Kathryn, 28, suffered from hyperemesis gravidarum, a type of severe morning sickness that typically requires medical intervention, during her pregnancy. You might remember Kate Middleton was diagnosed with this condition as well, and more recently, Amy Schumer. Hyperemesis can be incredibly disruptive to your daily life. Kathryn recalls having to work from home, as her vomiting was near continuous. “I constantly had a trash bag at my side and had to always have the windows down in the car,” she explained.” Luckily, hyperemesis is rare, and only affects 0.3 percent of pregnant women. Although uncommon, it is serious. Many who suffer from it, like Kathryn, can actually lose weight during their pregnancy and become dehydrated. Kathryn received IV infusions of medication and nutrients to keep her healthy, if not nauseated, until she delivered her baby.

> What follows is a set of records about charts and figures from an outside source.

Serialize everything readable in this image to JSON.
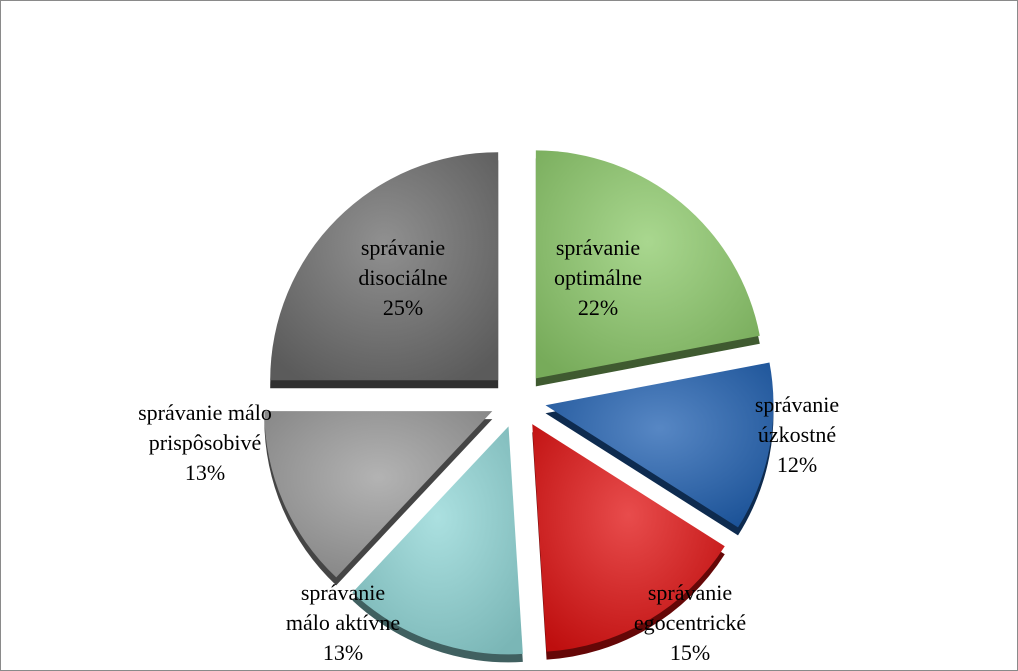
{
  "chart_data": {
    "type": "pie",
    "title": "",
    "style": "exploded-3d",
    "slices": [
      {
        "line1": "správanie",
        "line2": "optimálne",
        "value": 22,
        "pct": "22%",
        "color": "#8cc96a",
        "label_pos": "inside"
      },
      {
        "line1": "správanie",
        "line2": "úzkostné",
        "value": 12,
        "pct": "12%",
        "color": "#1f5fb0",
        "label_pos": "outside"
      },
      {
        "line1": "správanie",
        "line2": "egocentrické",
        "value": 15,
        "pct": "15%",
        "color": "#e01010",
        "label_pos": "outside"
      },
      {
        "line1": "správanie",
        "line2": "málo aktívne",
        "value": 13,
        "pct": "13%",
        "color": "#8fd6d6",
        "label_pos": "outside"
      },
      {
        "line1": "správanie málo",
        "line2": "prispôsobivé",
        "value": 13,
        "pct": "13%",
        "color": "#9a9a9a",
        "label_pos": "outside"
      },
      {
        "line1": "správanie",
        "line2": "disociálne",
        "value": 25,
        "pct": "25%",
        "color": "#6b6b6b",
        "label_pos": "inside"
      }
    ]
  }
}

How can you feel better ASAP?
While the more serious cases might require hospital visits, there’s a lot you can do to treat your symptoms at home. To treat nausea, Dr. Dweck recommends acupressure bands that you wear like a bracelet. “These little elastic bands have a little pressure point that hits a particular meridian on the wrist. Some of them were originally purposed for people traveling by ship who got seasick, but they kind of caught on for women who were having morning sickness,” she says.
Another strategy, Dr. Dweck explains, is to shake up your eating routine. Small, frequent meals can lessen your indigestion and nausea. Molly, 36, who is currently pregnant, keeps on-the-go packs of applesauce by her bed and even wakes up in the middle of the night to have one to avoid letting her blood sugar drop, which can trigger nausea.
Then there are the herbal approaches. Ginger isn’t just a myth, it can actually help an upset stomach, so don’t be shy about the ginger tea or chews. Dweck also notes that mint has anecdotally been shown to calm nausea, too. Kathryn used peppermint in her daily showers, which she said provided her some relief.
If at-home remedies aren’t helping, talk to your doctor. While most doctors will probably be conservative with prescriptions during the first trimester especially, they weigh the concerns for both you and your baby. If you’re losing weight and not able to supply enough nutrients for your baby due to vomiting, a doctor might prescribe an anti-nausea medication like Zofran, though it would not be the first line of defence. Most likely you might try a medication like Diclegis, an FDA-approved pill that contains vitamin B6, which as Dr. Dweck notes, helps decrease nausea.
As exhausting as morning sickness can be, at the very least, it’s good training for the sleepless nights that baby will surely bring.